I use the make tool to handle pulling content from the RCS repository and managing the transition to readiness for the web site. A helper script exists to build the makefile from a list of files within the RCS repository and to translate the text files into HTML versions (albeit roughly).
The make file is then used to bring in new copies of the text files for constructing the HTML versions. (I've used the make file structures for so long that it's almost second nature to me. Which worries me, come to think of it. I've not been a developer for a while, though, so "make" is no longer the fastest word I can type.) The makefile contains a list of all of the files to be generated which simplifies matters enormously.
From this list of files I build my index.html file to link to all of my content.
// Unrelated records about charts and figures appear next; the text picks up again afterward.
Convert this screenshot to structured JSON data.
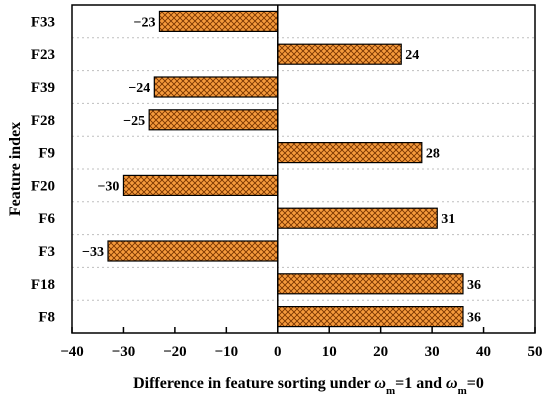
{
  "chart_data": {
    "type": "bar",
    "orientation": "horizontal",
    "categories": [
      "F33",
      "F23",
      "F39",
      "F28",
      "F9",
      "F20",
      "F6",
      "F3",
      "F18",
      "F8"
    ],
    "values": [
      -23,
      24,
      -24,
      -25,
      28,
      -30,
      31,
      -33,
      36,
      36
    ],
    "value_labels": [
      "−23",
      "24",
      "−24",
      "−25",
      "28",
      "−30",
      "31",
      "−33",
      "36",
      "36"
    ],
    "ylabel": "Feature index",
    "xlabel": {
      "prefix": "Difference in feature sorting under ",
      "var1": "ω",
      "sub1": "m",
      "mid": "=1 and ",
      "var2": "ω",
      "sub2": "m",
      "suffix": "=0"
    },
    "xlim": [
      -40,
      50
    ],
    "xticks": [
      -40,
      -30,
      -20,
      -10,
      0,
      10,
      20,
      30,
      40,
      50
    ],
    "xtick_labels": [
      "−40",
      "−30",
      "−20",
      "−10",
      "0",
      "10",
      "20",
      "30",
      "40",
      "50"
    ],
    "grid": "dotted horizontal lines between categories",
    "colors": {
      "bar_fill": "#f59a3c",
      "bar_hatch": "#7a3500",
      "bar_edge": "#000000",
      "grid": "#bfbfbf"
    },
    "pattern": "crosshatch"
  }
}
The .mkindex.sh script does this important task.
The .txt2html.sh script assumes the presence of SHS headers and also assumes that the input file is using blank lines to seperate the paragraphs.
There will be purists telling everybody that I should've used Perl instead of sh and awk and they're not wrong; But, if there's one thing I've learned about Unix (and it's deviants) is that there's usually at least 17 different ways to get a particular job done- and none of them is really "wrong".
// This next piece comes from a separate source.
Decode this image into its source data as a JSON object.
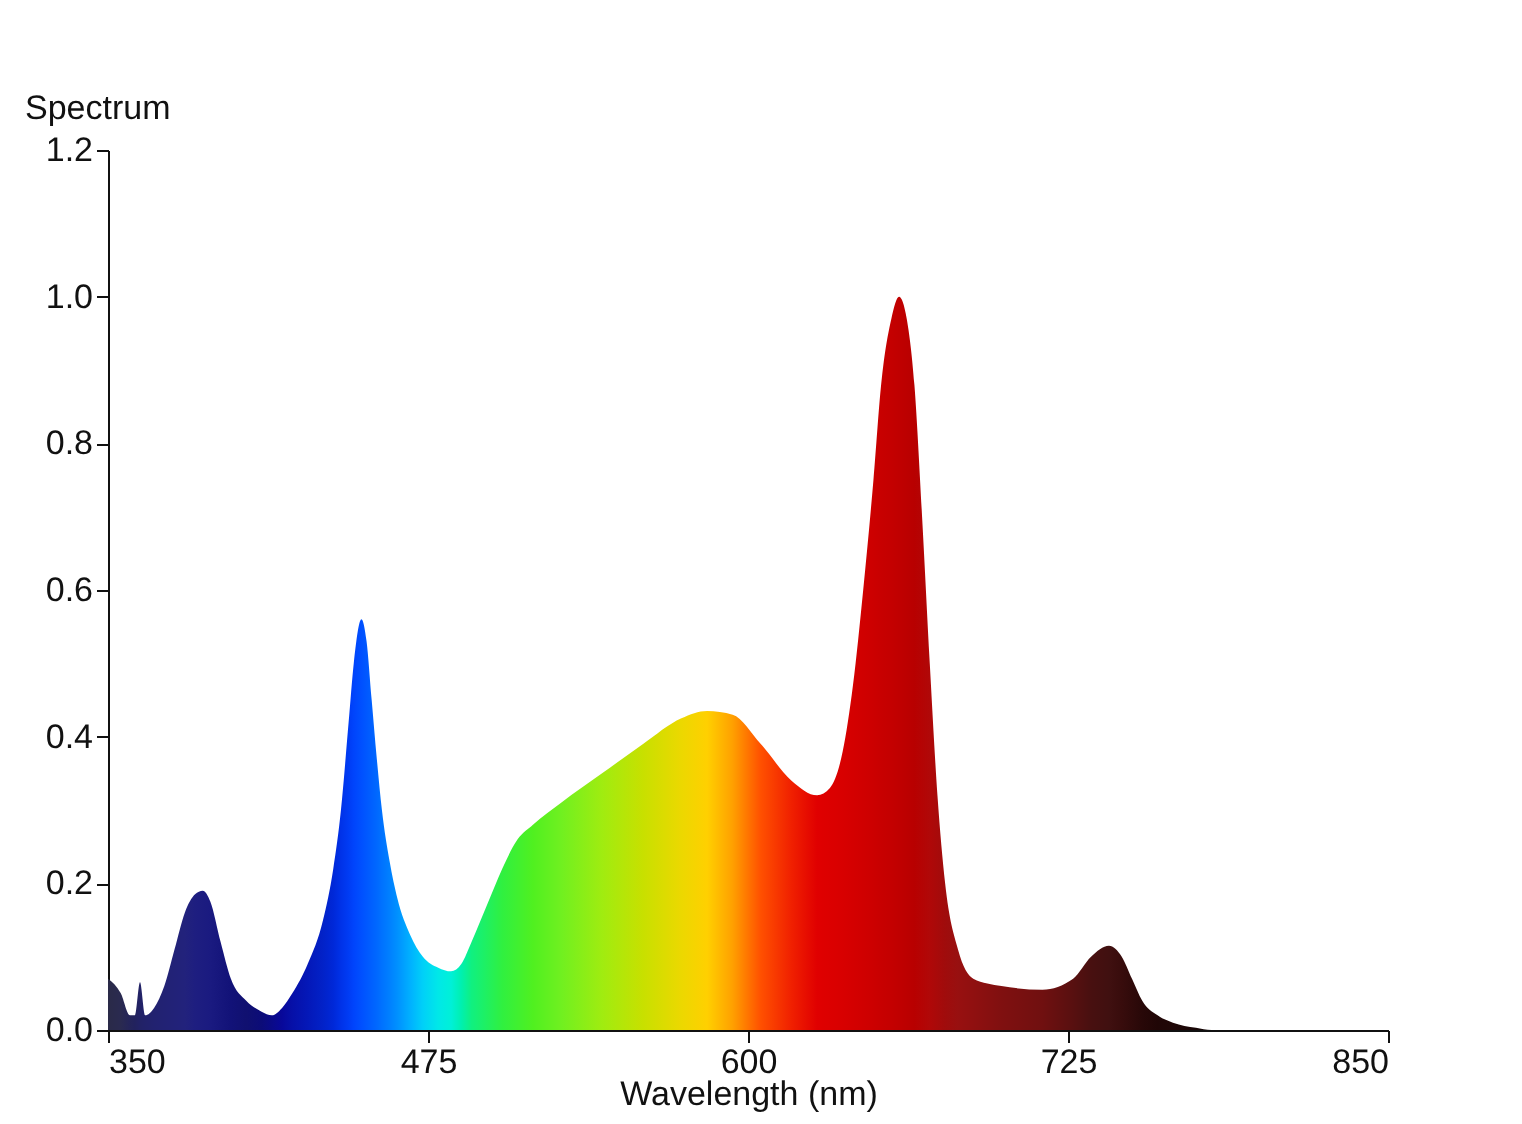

Please note that as of 7/12/2003 I have been converting over to another tool I've written (in C) named fmtr which replaces the .txt2html.sh script.
If anyone is really interested in any of these scripts (or wants to make suggestions for improvement) please either e-mail me or post to alt.sex.stories.d ; I'll "steal" any ideas that sound good. :-)
KatieMcN has written a useful website generator of her own that is *much* more aesthetically pleasing even to me but sheer inertia and thick-headedness keeps me using my own tools. (Of course I'm used to them.)
I have not made any effort to see whether this will all work under CygWin or GNUWin2 environments; I'd have to be more interested in running Windoze at all in order to try. Sorry, I'm undermotivated. I've used Unix deviants for so long there's not much point in losing so much functionality.
Note: RCS is a "Revision Control System" which allows retention of previously edited text (albeit without it being present in the "current" version) so it acts as an archive containing all of the previous versions of a file. Unlike M$'s .doc file format, though, the extracted copy only contains the "current" version of the file. RCS uses the ci and co commands (check-in to save the latest changes, check-out to grab a current or previous version) to access the contents of an RCS archive file. I've gotten to like using it for C programs and various scripts, and, when I started writing, I used it as well simply because a major change didn't necessitate me making a new file (and keeping track of it); I can always hunt back through the history and pull out an old version if I need to steal the text for something else.
I have no idea why I'm letting anyone look at this crap. They ain't all that bad at showing how to generate HTML tables and forms, though, so I guess they're not all bad.